La meca-mística bioelectrónica también puede ser formulada como la conjunción de amor y electricidad. Para Val del Omar, el amor es la energía de la vida y la verdadera cultura de la sangre; la electricidad es la vida de la materia y la prolongación de nuestro sistema nervioso. La meca-mística, es el «tránsito entre el infrarrojo monocelular y el ultravioleta en la cero gravedad». Val del Omar es consciente de que a veces es oscuro e incomprensible, que la región mental desde la que habla es aparentemente lejana. Pero al igual que históricamente ocurre con la experiencia mística, ¿cómo transmitir la experiencia erótico-electrónica, cómo compartirla? ¿Cómo se narra la aceleración paroxística, el éxtasis mecánico? La respuesta es la poesía de San Juan de la Cruz, su chisporroteo lírico, que representa el ácido definitivo, el disolvente perfecto para los estados mentales anacrónicos. La mística y la electricidad son tan afines que el manual de operaciones de cualquier astronave debería ser el «Cántico Espiritual» de San Juan de la Cruz. Es imperativo que nuestro místico sea nombrado Santo Patrón de la NASA.
Coincidiendo con la explosión científica y tecnológica de los años 20 del siglo pasado, Emilio Herrera perteneció a un selecto e insólito club, un club al que también Val del Omar hubiera debido pertenecer: el Hyperclub. Para ser miembro, había que gozar de un sólido fundamento científico, tecnológico e intelectual y carecer del más mínimo atisbo de sentido común además de poseer una excéntrica y periférica imaginación.
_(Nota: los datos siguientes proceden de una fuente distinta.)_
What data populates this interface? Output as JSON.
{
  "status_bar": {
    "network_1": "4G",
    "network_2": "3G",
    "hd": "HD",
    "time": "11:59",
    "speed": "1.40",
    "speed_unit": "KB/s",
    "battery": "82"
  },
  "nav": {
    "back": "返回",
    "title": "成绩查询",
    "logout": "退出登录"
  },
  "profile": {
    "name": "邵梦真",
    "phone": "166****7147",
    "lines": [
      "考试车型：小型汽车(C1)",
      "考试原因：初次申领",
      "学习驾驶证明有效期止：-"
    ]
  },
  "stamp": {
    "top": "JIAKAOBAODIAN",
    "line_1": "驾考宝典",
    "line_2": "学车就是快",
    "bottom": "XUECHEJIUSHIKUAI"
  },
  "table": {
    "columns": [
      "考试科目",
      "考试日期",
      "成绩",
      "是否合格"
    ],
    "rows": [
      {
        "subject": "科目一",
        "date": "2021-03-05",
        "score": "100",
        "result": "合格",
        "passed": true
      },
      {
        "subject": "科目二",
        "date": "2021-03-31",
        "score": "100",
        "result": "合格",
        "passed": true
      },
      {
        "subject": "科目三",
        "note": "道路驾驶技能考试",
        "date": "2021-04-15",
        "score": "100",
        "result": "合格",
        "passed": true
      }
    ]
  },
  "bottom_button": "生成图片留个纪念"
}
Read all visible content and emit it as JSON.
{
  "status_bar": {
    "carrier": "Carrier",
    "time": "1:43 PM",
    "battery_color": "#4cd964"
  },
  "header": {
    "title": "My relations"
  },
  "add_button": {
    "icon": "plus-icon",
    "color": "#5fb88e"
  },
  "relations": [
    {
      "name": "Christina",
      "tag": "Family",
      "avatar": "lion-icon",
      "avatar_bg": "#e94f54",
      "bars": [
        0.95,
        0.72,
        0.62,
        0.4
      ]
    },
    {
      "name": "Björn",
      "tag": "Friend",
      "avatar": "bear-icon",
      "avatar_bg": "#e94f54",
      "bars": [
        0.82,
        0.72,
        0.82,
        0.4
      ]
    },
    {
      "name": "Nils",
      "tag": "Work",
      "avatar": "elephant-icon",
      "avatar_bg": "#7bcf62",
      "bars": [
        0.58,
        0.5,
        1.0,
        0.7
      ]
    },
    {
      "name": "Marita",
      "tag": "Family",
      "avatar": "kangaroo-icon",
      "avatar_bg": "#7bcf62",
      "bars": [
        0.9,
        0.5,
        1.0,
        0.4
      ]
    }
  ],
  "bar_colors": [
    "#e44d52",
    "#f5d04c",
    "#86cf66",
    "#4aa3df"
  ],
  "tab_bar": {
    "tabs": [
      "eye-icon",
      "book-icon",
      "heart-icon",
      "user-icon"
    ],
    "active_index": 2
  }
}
El Hyperclub solo daba cabida a ideas disparatadas, contradictorias e ilógicas; a proyectos científicos absurdos, inviables e inútiles. Reunidos junto a un hospital psiquiátrico, los miembros del Hyperclub planeaban cómo bombardear el palacio del Pardo, diseñaban motores que no necesitan combustible o daban por sentada la peor manera de viajar a la Luna. Poblado de aviadores, el Hyperclub es un club vertical: no es casual que Juan de la Cierva, el inventor del autogiro, fuese también miembro. El Hyperclub español es un claro predecesor del famoso Colegio de Patafísica francés, fundado 28 años más tarde: la patafísica no es otra cosa que la ciencia de las soluciones imaginarias.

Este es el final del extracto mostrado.